Anorexia symptoms include the increasing chance of getting osteoporosis. Thinning of the hair as well as dry hair and skin are also very common. The muscles of the heart will also start to change if no treatment is inflicted on the patient. This causes the heart to have an abnormally slow heart rate along with low blood pressure. Heart failure becomes a major consideration when this begins to occur.[298] Muscles throughout the body begin to lose their strength. This will cause the individual to begin feeling faint, drowsy, and weak. Along with these symptoms, the body will begin to grow a layer of hair called lanugo. The human body does this in response to the lack of heat and insulation due to the low percentage of body fat.[299]

Bulimia symptoms include heart problems like an irregular heartbeat that can lead to heart failure and death may occur. This occurs because of the electrolyte imbalance that is a result of the constant binge and purge process. The probability of a gastric rupture increases. A gastric rupture is when there is a sudden rupture of the stomach lining that can be fatal.The acids that are contained in the vomit can cause a rupture in the esophagus as well as tooth decay. As a result, to laxative abuse, irregular bowel movements may occur along with constipation. Sores along the lining of the stomach called peptic ulcers begin to appear and the chance of developing pancreatitis increases.[299]
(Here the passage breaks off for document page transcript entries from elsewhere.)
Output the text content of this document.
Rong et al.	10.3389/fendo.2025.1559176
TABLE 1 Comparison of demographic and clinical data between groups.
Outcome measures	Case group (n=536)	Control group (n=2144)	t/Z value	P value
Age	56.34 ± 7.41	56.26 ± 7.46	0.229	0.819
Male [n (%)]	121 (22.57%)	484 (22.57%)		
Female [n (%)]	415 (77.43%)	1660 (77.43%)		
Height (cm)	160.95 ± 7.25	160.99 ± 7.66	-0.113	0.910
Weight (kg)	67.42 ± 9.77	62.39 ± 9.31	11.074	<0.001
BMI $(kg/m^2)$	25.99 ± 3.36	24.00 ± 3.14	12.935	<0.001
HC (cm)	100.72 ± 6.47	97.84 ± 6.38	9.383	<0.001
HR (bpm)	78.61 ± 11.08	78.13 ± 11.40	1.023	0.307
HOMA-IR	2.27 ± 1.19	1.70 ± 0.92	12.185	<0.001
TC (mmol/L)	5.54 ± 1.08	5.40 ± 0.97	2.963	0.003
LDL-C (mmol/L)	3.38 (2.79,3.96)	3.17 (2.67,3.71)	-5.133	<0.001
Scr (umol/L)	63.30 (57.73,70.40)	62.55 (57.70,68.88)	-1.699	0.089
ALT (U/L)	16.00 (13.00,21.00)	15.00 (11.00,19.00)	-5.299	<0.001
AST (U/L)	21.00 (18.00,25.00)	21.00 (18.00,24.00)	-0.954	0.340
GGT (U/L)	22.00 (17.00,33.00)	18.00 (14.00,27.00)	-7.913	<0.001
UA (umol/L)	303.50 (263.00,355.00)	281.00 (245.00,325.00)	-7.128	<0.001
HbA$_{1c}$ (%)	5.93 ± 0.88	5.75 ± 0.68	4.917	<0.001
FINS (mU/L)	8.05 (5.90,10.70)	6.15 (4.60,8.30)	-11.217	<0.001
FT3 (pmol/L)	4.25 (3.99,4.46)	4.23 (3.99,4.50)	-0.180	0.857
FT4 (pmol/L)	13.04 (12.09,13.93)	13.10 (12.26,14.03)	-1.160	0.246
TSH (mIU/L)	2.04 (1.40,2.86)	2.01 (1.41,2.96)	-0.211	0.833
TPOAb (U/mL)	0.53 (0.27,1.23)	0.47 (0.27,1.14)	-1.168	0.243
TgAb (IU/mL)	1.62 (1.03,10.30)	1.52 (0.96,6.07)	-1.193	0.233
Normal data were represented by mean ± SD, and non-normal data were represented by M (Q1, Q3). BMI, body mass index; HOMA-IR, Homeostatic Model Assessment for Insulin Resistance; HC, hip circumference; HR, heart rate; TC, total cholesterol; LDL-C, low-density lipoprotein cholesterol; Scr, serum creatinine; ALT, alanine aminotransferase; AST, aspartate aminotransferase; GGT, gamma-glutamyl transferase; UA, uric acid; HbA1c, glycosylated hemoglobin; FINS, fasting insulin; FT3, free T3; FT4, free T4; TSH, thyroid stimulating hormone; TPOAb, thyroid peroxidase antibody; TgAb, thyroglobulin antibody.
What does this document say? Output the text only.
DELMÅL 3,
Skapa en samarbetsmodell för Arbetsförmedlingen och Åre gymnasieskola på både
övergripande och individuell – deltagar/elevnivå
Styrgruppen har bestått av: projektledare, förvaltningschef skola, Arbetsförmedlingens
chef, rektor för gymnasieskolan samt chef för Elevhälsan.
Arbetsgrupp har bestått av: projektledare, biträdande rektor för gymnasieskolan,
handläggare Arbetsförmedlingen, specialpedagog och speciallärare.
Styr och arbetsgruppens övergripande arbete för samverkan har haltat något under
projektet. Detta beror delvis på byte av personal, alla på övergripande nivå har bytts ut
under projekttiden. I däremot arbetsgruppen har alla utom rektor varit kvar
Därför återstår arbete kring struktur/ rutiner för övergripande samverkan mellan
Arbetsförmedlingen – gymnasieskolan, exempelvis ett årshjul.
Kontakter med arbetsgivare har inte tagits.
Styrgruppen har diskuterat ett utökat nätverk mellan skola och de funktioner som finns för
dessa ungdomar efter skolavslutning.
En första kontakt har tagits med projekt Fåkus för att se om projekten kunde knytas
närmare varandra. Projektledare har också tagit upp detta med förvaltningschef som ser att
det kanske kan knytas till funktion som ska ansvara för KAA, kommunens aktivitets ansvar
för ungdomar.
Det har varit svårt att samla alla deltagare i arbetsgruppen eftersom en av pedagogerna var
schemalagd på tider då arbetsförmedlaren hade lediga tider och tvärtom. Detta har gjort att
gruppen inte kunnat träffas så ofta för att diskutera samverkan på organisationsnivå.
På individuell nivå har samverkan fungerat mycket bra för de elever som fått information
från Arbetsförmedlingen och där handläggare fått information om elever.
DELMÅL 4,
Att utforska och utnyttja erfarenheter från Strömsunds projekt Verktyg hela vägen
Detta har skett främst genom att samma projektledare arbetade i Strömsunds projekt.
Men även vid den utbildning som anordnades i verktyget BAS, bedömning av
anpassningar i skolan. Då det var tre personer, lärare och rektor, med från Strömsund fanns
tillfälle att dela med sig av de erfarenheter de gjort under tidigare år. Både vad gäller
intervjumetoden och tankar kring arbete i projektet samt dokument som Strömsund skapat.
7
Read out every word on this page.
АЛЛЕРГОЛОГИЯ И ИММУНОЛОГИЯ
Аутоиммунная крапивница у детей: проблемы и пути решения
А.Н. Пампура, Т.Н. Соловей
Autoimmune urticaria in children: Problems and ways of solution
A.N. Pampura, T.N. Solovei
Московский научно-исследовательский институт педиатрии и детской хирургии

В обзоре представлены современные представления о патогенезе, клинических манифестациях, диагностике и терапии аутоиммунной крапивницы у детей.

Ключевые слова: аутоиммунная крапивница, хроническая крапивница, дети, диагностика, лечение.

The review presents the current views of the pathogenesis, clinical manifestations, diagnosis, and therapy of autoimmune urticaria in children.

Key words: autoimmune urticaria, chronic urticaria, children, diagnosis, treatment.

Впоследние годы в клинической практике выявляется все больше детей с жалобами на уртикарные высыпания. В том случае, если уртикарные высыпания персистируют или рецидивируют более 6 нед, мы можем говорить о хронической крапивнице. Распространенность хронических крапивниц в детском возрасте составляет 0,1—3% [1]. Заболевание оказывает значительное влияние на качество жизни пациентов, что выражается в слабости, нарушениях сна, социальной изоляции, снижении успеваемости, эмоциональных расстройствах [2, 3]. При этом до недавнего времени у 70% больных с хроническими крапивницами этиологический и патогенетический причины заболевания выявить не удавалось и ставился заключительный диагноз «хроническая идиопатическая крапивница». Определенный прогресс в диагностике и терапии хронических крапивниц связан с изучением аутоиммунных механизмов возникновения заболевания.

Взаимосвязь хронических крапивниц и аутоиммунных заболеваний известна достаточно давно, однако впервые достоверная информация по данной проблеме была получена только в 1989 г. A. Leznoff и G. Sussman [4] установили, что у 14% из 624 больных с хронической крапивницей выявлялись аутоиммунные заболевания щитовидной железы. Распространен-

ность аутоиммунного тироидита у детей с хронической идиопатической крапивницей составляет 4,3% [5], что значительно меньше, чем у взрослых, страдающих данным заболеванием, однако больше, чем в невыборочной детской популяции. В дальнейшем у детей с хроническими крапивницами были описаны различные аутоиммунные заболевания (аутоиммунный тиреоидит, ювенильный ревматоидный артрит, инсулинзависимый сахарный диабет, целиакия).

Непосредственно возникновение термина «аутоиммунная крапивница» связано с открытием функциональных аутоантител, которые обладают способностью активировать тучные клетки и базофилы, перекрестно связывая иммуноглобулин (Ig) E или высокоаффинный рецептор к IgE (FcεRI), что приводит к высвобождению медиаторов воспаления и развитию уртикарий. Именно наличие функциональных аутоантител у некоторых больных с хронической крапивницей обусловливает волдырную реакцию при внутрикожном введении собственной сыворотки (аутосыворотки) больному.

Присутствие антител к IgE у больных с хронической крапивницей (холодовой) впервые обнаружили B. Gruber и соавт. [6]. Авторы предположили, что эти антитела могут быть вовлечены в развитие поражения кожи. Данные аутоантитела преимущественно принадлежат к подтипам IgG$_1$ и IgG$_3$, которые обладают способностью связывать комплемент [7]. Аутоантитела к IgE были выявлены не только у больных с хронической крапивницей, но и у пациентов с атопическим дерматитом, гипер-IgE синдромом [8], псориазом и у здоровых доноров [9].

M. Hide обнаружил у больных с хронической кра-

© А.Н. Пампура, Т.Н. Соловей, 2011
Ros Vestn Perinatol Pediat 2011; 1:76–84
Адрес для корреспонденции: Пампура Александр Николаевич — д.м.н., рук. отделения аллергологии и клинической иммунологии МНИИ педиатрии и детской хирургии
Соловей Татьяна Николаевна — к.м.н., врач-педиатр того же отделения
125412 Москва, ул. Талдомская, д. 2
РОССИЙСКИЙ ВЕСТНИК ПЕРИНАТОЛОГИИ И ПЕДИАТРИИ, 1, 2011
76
Binge eating symptoms include high blood pressure, which can cause heart disease if it is not treated. Many patients recognize an increase in the levels of cholesterol. The chance of being diagnosed with gallbladder disease increases, which affects an individual’s digestive tract.[299]

Risk of death

Eating disorders result in about 7,000 deaths a year as of 2010, making them the mental illnesses with the highest mortality rate.[300] Anorexia has a risk of death that is increased about 5 fold with 20% of these deaths as a result of suicide.[301] Rates of death in bulimia and other disorders are similar at about a 2 fold increase.[301]

The mortality rate for those with anorexia is 5.4 per 1000 individuals per year. Roughly 1.3 deaths were due to suicide. A person who is or had been in an inpatient setting had a rate of 4.6 deaths per 1000. Of individuals with bulimia about 2 persons per 1000 persons die per year and among those with EDNOS about 3.3 per 1000 people die per year.[301]